Mat cavalcava con gli eroi del Corno. A quanto pareva, essere stato una volta il Suonatore del Corno gli dava un posto speciale tra loro. Si erano uniti a lui, lo chiamavano e gli parlavano come se lo conoscessero. Sembravano così... Be’, eroici, alti sulle loro selle e circondati da una nebbiolina che brillava contro la prima luce dell’alba.

Tra gli scontri, finalmente pose la domanda che lo ossessionava da parecchio tempo. «Io non sono dannatamente... uno di voi, vero?» chiese a Hend il Percussore. «Sai... Dato che a volte gli eroi nascono, poi muoiono e.... fanno quello che fate voi.»

L’omone rise, in sella a un baio che poteva quasi stare spalla a spalla con un cavallo-cinghiale seanchan. «Sapevo che l’avresti chiesto, Giocatore!»

«Be’, allora avresti dannatamente dovuto avere una risposta pronta.» Mat sentì il volto avvampare mentre prevedeva la risposta.

«No, non sei uno di noi» disse Hend. «Tranquillo. Anche se hai fatto più di quanto serve per guadagnarti un posto, non sei stato scelto. Non so perché.»

«Forse perché non mi piace l’idea di dover accorrere quando chiunque suona quel dannato strumento.»

«Forse!» Hend sogghignò e galoppò verso una fila di lance sharane.

Mat non dirigeva più gli spostamenti di truppe sul campo di battaglia. Volesse la Luce, aveva predisposto le cose abbastanza bene che non sarebbe stato necessario un controllo diretto. Cavalcava lungo l’altopiano, combattendo, urlando, unendosi agli eroi.

Elayne era tornata e aveva radunato le truppe. Mat vide lo stendardo di Elayne che splendeva sopra di loro nel cielo, creato con l’Unico Potere, e colse un’occhiata di qualcuno che le assomigliava cavalcare in mezzo ai soldati, i capelli che splendevano come illuminati da dietro. Lei stessa pareva una dannata eroina del Corno.

Mat proruppe in un urlo di gioia vedendo l’esercito seanchan marciare verso nord, sul punto di fondersi con quello di Elayne, mentre lui continuava a cavalcare lungo il pendio orientale delle Alture. Poco dopo rallentò, con Pips che aveva appena travolto un Trolloc. Quel suono frusciante... Mat guardò in basso mentre il fiume tornava in un rapido schianto di acqua fangosa. Ruppe in due parti l’esercito di Trolloc, trascinando via molti di essi mentre riprendeva a scorrere nel suo letto.
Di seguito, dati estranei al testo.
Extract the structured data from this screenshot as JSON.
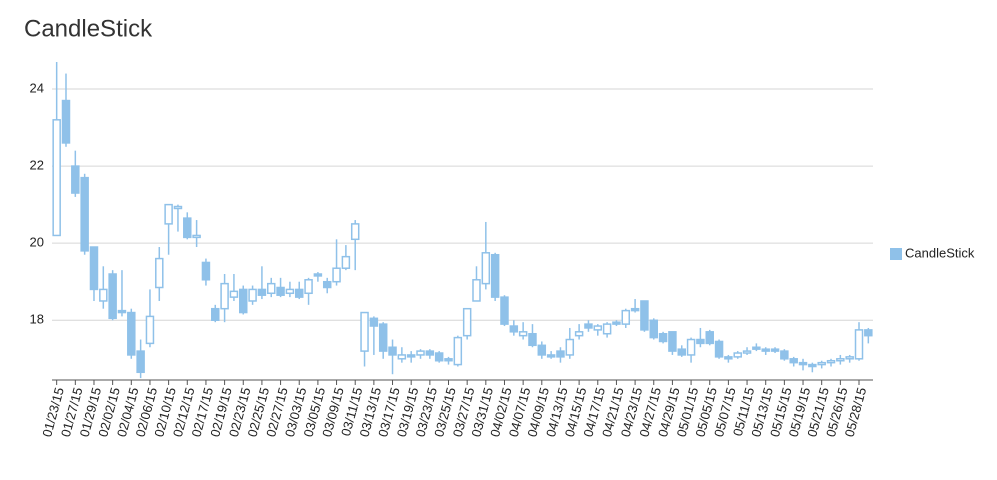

Rogosh Capelli di Neve osservò il fiume scorrere, poi annuì a Mat in segno di rispetto. «Ben fatto, Giocatore» disse. Il ritorno del fiume aveva diviso le forze dell’Ombra.

Mat si riunì alla battaglia. Mentre galoppava per l’altopiano notò che gli Sharani — quello che rimaneva di loro — stavano fuggendo attraverso passaggi. Li lasciò andare.
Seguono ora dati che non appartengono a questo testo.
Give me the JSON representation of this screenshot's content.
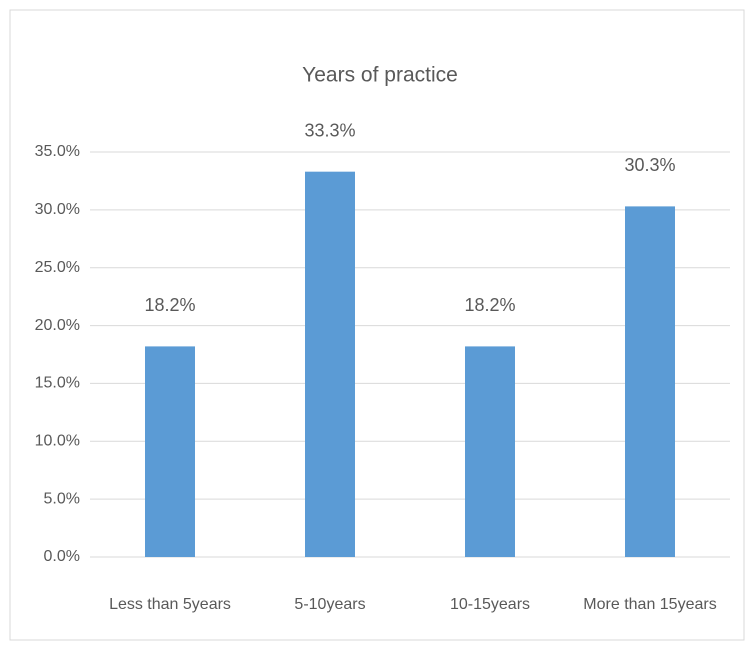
{
  "chart_data": {
    "type": "bar",
    "title": "Years of practice",
    "categories": [
      "Less than 5years",
      "5-10years",
      "10-15years",
      "More than 15years"
    ],
    "values": [
      18.2,
      33.3,
      18.2,
      30.3
    ],
    "value_labels": [
      "18.2%",
      "33.3%",
      "18.2%",
      "30.3%"
    ],
    "color": "#5b9bd5",
    "ylim": [
      0,
      35
    ],
    "yticks": [
      {
        "value": 0,
        "label": "0.0%"
      },
      {
        "value": 5,
        "label": "5.0%"
      },
      {
        "value": 10,
        "label": "10.0%"
      },
      {
        "value": 15,
        "label": "15.0%"
      },
      {
        "value": 20,
        "label": "20.0%"
      },
      {
        "value": 25,
        "label": "25.0%"
      },
      {
        "value": 30,
        "label": "30.0%"
      },
      {
        "value": 35,
        "label": "35.0%"
      }
    ],
    "grid": true
  }
}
Quando i Trolloc in cima alle Alture videro gli Sharani scappare, la loro resistenza si infranse e furono presi dal panico. Intrappolati e sballottati per l’altopiano dagli eserciti combinati di Mat, non ebbero altra scelta che fuggire verso il lungo pendio a sudovest.

Giù dalle Alture tutto era diventato un caos. L’esercito seanchan si era unito a quello di Elayne ed entrambi i gruppi attaccarono i Trolloc con furia accesa. Formarono un cordone attorno alle bestie e avanzarono rapidi, non permettendo nemmeno a una di esse di fuggire. Presto la terra si trasformò in un fango rosso e profondo quando i Trolloc caddero a migliaia.

Ma l’ingaggio sul lato shienarese del Mora non era nulla paragonato allo scontro che stava avvenendo sull’altra sponda del fiume. Il corridoio tra gli acquitrini e le Alture Polov era bloccato da Trolloc che cercavano di sfuggire all’attacco dei Seanchan dal lato opposto del corridoio a ovest.

L’avanguardia inviata contro i Trolloc non era composta da soldati seanchan, ma da squadre di lopar e morat’lopar. Sulle zampe posteriori i lopar non erano più alti dei Trolloc, ma erano notevolmente più pesanti di loro. I lopar si avventarono sui Trolloc, alzandosi su due zampe e colpendoli con i loro artigli affilati come rasoi. Una volta ammorbidita la preda, il lopar afferrava il Trolloc dietro il collo con le zampe e staccava la testa della bestia con un morso. Questo gesto dava enorme piacere ai lopar.